# Zeilen-Anzahl abfragen bei Datenbank



## zuhülf (8. Jun 2006)

Hallo,

ich habe hier eine Datenbank, in der sich eine Tabelle befindet.

Um bestimmte Werte aus dieser Tabelle in Arrays zu speichern, benötige ich die Anzahl der Zeilen, um den Array in der richtigen Länge zu definieren.

Ich habe etwas im Internet gesucht und bin auf eine Methode getRowCount() gestoßen.
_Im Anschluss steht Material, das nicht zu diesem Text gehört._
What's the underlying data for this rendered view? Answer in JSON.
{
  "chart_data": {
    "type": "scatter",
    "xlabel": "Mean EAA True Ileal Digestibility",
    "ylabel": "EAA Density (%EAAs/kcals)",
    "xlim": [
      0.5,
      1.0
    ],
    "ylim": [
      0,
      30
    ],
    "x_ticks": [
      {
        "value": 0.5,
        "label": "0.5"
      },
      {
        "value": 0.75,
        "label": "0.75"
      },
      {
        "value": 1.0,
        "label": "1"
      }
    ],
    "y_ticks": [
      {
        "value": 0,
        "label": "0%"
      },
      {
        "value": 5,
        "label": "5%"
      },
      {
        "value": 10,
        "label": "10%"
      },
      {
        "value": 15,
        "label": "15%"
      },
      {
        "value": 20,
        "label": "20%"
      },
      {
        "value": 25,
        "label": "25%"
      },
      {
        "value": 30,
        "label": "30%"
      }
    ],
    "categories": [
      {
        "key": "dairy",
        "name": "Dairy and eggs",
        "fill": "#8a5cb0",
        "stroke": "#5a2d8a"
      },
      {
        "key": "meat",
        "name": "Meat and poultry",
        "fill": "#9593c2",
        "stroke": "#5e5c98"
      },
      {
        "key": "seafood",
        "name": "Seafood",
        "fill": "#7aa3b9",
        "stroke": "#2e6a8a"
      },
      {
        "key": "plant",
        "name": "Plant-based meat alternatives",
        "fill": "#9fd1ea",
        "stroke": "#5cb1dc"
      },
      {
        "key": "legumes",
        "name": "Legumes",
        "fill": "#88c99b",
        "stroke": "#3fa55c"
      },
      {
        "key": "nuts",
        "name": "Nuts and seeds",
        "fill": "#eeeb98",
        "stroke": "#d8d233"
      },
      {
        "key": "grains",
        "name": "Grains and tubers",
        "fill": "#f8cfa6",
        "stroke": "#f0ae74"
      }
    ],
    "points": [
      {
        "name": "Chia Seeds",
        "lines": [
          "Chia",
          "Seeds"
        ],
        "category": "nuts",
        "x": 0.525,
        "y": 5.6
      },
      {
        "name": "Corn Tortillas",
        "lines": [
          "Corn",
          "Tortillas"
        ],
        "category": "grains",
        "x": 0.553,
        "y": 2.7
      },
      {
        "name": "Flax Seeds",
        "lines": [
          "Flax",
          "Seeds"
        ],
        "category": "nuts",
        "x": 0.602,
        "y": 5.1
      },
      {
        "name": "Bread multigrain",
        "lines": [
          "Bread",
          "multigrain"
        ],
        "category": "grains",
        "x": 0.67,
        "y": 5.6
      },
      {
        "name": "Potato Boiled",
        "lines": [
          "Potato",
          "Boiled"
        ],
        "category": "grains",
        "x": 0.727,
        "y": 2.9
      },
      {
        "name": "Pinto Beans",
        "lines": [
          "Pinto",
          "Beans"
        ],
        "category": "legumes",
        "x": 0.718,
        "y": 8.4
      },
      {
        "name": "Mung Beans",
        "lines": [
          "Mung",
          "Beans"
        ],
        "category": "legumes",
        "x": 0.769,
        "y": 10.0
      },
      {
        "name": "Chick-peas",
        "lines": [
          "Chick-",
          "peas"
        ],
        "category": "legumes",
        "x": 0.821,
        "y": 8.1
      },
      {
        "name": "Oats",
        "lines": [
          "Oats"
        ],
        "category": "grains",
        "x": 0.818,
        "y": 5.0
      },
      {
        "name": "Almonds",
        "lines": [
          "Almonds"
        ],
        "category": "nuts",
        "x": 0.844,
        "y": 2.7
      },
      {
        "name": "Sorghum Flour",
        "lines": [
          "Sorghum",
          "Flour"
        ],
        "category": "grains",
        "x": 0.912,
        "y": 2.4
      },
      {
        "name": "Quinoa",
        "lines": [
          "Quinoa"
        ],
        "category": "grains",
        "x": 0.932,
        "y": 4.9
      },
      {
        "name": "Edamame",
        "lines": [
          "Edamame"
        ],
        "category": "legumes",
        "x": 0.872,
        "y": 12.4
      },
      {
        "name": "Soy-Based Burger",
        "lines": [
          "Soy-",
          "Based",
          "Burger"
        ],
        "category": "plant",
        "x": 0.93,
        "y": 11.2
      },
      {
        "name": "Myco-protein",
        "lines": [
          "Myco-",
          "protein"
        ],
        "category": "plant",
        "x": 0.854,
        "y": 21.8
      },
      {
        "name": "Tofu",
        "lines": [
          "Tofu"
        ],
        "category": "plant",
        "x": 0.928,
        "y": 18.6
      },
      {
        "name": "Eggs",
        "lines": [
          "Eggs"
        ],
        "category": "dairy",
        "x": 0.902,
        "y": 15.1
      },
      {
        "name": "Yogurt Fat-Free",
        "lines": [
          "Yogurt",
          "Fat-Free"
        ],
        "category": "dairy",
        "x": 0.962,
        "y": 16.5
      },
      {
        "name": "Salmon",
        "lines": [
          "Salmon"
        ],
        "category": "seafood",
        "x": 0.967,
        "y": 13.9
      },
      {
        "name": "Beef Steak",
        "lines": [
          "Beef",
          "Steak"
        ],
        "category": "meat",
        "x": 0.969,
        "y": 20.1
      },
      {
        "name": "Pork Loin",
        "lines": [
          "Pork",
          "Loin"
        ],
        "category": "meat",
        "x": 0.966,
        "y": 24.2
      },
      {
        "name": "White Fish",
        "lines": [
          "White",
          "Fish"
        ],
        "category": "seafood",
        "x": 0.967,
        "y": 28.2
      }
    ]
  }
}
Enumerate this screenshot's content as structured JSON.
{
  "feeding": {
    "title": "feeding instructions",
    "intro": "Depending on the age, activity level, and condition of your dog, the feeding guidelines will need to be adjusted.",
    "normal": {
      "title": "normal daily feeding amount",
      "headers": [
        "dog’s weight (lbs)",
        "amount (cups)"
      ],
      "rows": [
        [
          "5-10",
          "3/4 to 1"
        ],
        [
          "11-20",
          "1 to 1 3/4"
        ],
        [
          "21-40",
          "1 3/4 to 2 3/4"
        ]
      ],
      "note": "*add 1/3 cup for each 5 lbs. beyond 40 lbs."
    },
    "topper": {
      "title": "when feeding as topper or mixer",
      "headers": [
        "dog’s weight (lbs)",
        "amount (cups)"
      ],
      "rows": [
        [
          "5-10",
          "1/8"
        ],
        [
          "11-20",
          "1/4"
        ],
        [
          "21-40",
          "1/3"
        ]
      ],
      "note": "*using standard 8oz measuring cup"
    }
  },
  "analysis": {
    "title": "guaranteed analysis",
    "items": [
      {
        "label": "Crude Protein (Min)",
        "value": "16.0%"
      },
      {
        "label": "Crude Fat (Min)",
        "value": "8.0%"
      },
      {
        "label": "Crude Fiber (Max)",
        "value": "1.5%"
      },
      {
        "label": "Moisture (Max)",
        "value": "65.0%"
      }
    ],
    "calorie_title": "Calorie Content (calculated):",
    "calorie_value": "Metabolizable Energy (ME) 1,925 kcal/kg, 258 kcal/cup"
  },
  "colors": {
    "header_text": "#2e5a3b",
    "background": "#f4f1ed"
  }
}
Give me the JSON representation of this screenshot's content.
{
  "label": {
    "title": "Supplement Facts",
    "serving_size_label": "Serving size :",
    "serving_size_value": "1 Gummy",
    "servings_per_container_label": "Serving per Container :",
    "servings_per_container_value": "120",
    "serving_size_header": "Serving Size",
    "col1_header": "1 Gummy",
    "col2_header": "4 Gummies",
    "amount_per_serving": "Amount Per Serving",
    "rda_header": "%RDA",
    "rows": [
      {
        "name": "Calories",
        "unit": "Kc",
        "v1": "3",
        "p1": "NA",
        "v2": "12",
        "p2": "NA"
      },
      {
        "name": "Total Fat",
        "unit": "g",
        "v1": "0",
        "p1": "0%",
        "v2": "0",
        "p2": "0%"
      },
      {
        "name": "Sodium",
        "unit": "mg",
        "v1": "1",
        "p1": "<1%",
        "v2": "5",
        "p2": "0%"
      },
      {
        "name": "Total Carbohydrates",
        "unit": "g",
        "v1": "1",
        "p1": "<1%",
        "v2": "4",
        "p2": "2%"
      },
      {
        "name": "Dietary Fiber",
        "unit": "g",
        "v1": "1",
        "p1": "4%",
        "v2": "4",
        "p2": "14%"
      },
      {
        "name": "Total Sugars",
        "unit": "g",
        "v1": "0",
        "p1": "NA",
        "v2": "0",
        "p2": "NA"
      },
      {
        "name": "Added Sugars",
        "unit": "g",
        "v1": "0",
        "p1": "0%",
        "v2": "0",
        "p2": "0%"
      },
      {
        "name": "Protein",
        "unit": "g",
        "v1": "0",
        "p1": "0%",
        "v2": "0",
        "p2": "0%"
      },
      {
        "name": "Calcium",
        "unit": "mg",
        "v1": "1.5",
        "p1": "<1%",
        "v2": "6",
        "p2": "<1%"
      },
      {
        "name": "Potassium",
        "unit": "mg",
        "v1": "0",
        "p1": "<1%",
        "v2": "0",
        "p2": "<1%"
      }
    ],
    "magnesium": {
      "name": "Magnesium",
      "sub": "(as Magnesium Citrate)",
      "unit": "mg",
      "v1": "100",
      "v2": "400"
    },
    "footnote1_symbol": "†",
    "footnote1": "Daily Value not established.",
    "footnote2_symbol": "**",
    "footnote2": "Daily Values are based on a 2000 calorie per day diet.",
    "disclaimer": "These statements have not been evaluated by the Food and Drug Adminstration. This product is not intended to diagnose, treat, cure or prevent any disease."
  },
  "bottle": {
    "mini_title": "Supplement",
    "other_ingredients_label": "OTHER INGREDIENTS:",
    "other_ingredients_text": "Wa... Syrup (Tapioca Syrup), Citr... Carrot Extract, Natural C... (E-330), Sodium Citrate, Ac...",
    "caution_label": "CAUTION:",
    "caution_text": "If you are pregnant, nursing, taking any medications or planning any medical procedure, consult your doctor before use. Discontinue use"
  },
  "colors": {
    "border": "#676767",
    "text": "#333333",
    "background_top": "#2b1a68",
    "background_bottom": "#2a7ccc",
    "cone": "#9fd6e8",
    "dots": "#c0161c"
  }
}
Jedoch verstehe ich nicht ganz, wozu diese Methode jetzt gehört und wie ich sie am besten bei mir aufrufen kann, um die Zeilenanzahl zurückgeliefert in einem integer einspeichern zu können.

Habt ihr vielleicht einen Tip für mich?


----------



## Reinski (8. Jun 2006)

Hi,
wenn dein ResultSet scrollbar ist, kannst du das so machen:
	
	
	
	





```
ResultSet rs = stmt.executeQuery(
		"SELECT LAST_NAME, FIRST_NAME FROM EMPLOYEES");
rs.last();
int numberOfRows = rs.getRow();
```
Wenn nicht, musst du die Zeilenzahl per 'SELECT COUNT(*) ...' einlesen.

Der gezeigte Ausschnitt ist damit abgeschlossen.